BERKELEY – This is a story about a man and his car.
Joe Zaccaro had big dreams. Coming back from the Army in 1968, he threw himself into a project to rebuild a 1954 Fiat. He poured long hours into it.
“I wanted to build a Double A Fuelie funny car,” he said. He started building a dragster frame for it. That’s when his mother asked what he was up to. He explained how he wanted to race it.
“I took her to the track one time to show her the racing. There was a critical accident. A week later, the car was on the roof,” he said.
While he was building it, his dad had been supportive, wanting to know if the family name was going to be on the side of the car. After his mother witnessed that crash, his father mounted the car on the roof to make her happy.
Photo by Chris Lundy
Since 1969, the Cosmo’s car has become an icon, in a stretch of Route 9 known for roadside oddities like the dinosaur and the giant champagne bottle.

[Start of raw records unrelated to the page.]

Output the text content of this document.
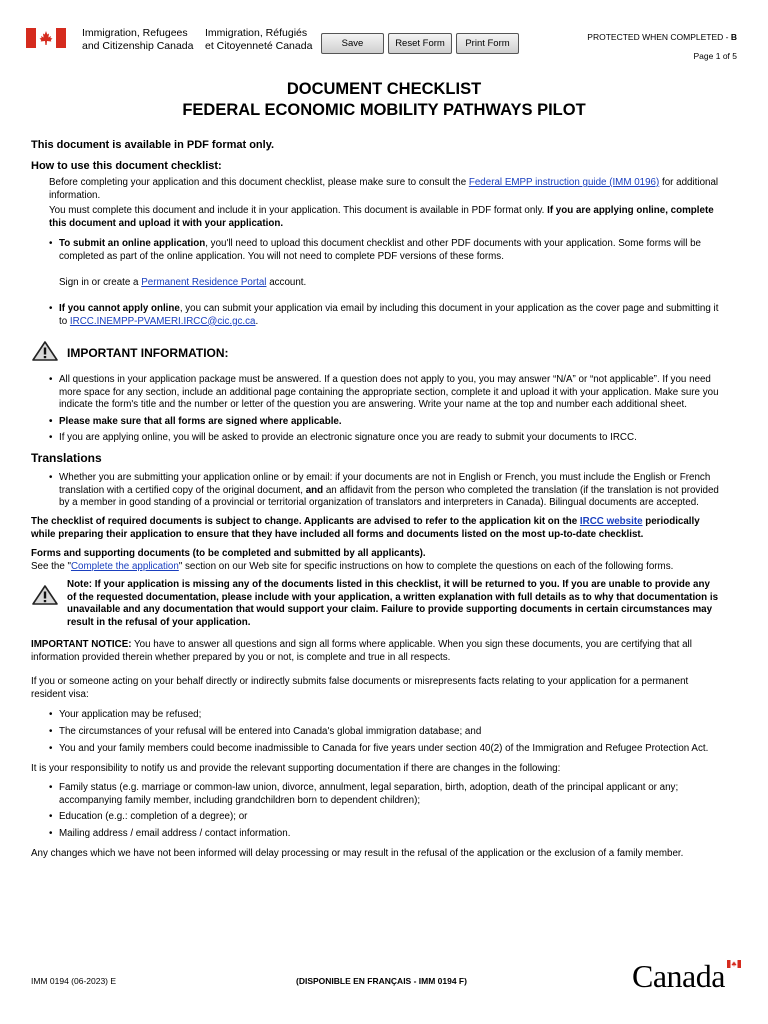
Immigration, Refugees
and Citizenship Canada
Immigration, Réfugiés
et Citoyenneté Canada	Save	Reset Form	Print Form
PROTECTED WHEN COMPLETED - B
Page 1 of 5
DOCUMENT CHECKLIST
FEDERAL ECONOMIC MOBILITY PATHWAYS PILOT
This document is available in PDF format only.
How to use this document checklist:
Before completing your application and this document checklist, please make sure to consult the Federal EMPP instruction guide (IMM 0196) for additional
information.
You must complete this document and include it in your application. This document is available in PDF format only. If you are applying online, complete
this document and upload it with your application.
• To submit an online application, you'll need to upload this document checklist and other PDF documents with your application. Some forms will be
completed as part of the online application. You will not need to complete PDF versions of these forms.
Sign in or create a Permanent Residence Portal account.
• If you cannot apply online, you can submit your application via email by including this document in your application as the cover page and submitting it
to IRCC.INEMPP-PVAMERI.IRCC@cic.gc.ca.
IMPORTANT INFORMATION:
• All questions in your application package must be answered. If a question does not apply to you, you may answer “N/A” or “not applicable”. If you need
more space for any section, include an additional page containing the appropriate section, complete it and upload it with your application. Make sure you
indicate the form's title and the number or letter of the question you are answering. Write your name at the top and number each additional sheet.
• Please make sure that all forms are signed where applicable.
• If you are applying online, you will be asked to provide an electronic signature once you are ready to submit your documents to IRCC.
Translations
• Whether you are submitting your application online or by email: if your documents are not in English or French, you must include the English or French
translation with a certified copy of the original document, and an affidavit from the person who completed the translation (if the translation is not provided
by a member in good standing of a provincial or territorial organization of translators and interpreters in Canada). Bilingual documents are accepted.
The checklist of required documents is subject to change. Applicants are advised to refer to the application kit on the IRCC website periodically
while preparing their application to ensure that they have included all forms and documents listed on the most up-to-date checklist.
Forms and supporting documents (to be completed and submitted by all applicants).
See the "Complete the application" section on our Web site for specific instructions on how to complete the questions on each of the following forms.
Note: If your application is missing any of the documents listed in this checklist, it will be returned to you. If you are unable to provide any
of the requested documentation, please include with your application, a written explanation with full details as to why that documentation is
unavailable and any documentation that would support your claim. Failure to provide supporting documents in certain circumstances may
result in the refusal of your application.
IMPORTANT NOTICE: You have to answer all questions and sign all forms where applicable. When you sign these documents, you are certifying that all
information provided therein whether prepared by you or not, is complete and true in all respects.
If you or someone acting on your behalf directly or indirectly submits false documents or misrepresents facts relating to your application for a permanent
resident visa:
• Your application may be refused;
• The circumstances of your refusal will be entered into Canada's global immigration database; and
• You and your family members could become inadmissible to Canada for five years under section 40(2) of the Immigration and Refugee Protection Act.
It is your responsibility to notify us and provide the relevant supporting documentation if there are changes in the following:
• Family status (e.g. marriage or common-law union, divorce, annulment, legal separation, birth, adoption, death of the principal applicant or any;
accompanying family member, including grandchildren born to dependent children);
• Education (e.g.: completion of a degree); or
• Mailing address / email address / contact information.
Any changes which we have not been informed will delay processing or may result in the refusal of the application or the exclusion of a family member.
IMM 0194 (06-2023) E	(DISPONIBLE EN FRANÇAIS - IMM 0194 F)	Canada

Then, it disappeared. And the locals panicked. They thought the building had been bought and the car removed. They thought the worst. But really, it just needed some TLC.
The car had only been down twice before, for restoration and for a drive in the 1976 bicentennial parade. This third time, it needed to come down for more restoration. As one person said: it needed about as much work as any other car that’s been on a roof since 1969.
Months later, the car was lifted back up and remounted on the roof. A party sponsored by Fenix Auto Parts brought everyone out for the event. Family, friends, and car enthusiasts gathered at the shop to watch the great unveiling. Drivers were slowing down to get a look at it.
Family posed by the newly restored car. (Photo by Chris Lundy)
The team who restored it include Tony Cirillo, Dave Serino, Brian Applegate, Kevin Woodruff, Tim Lombardi, Vinny McNamee, and Mark Ott.
There are a lot of stories about the car, and there is only a little truth in most of them. For example, most people assume it’s a Volkswagon Beetle. But Zaccaro knows the truth. Just as he knows that the original engine was bought by someone who put it into a row boat at Whitey’s Landing.
He was surprised to hear that it was featured in the book “Sloppy Firsts” by Megan McCafferty, a Central Regional High School graduate who became a bestselling author. There’s a chapter in the young adult novel where one character gives a tour of the fictional town of Pineville which was clearly a stand-in for Bayville. The tour includes the car, the dino, the bottle, and even der Wunder Wiener.
Joseph Zaccaro owned the car that was installed on the roof. (Photo by Chris Lundy)
As soon as the car came down, Zaccaro said he got tons of phone calls. People were worried about it. They said of the landmark “That’s the only way I know my way home.” Something that started with a young man dreaming to be a racer has become a part of the local landscape, known to hundreds of thousands of drivers.
Photo by Chris Lundy
Because this is a story about a town and its car.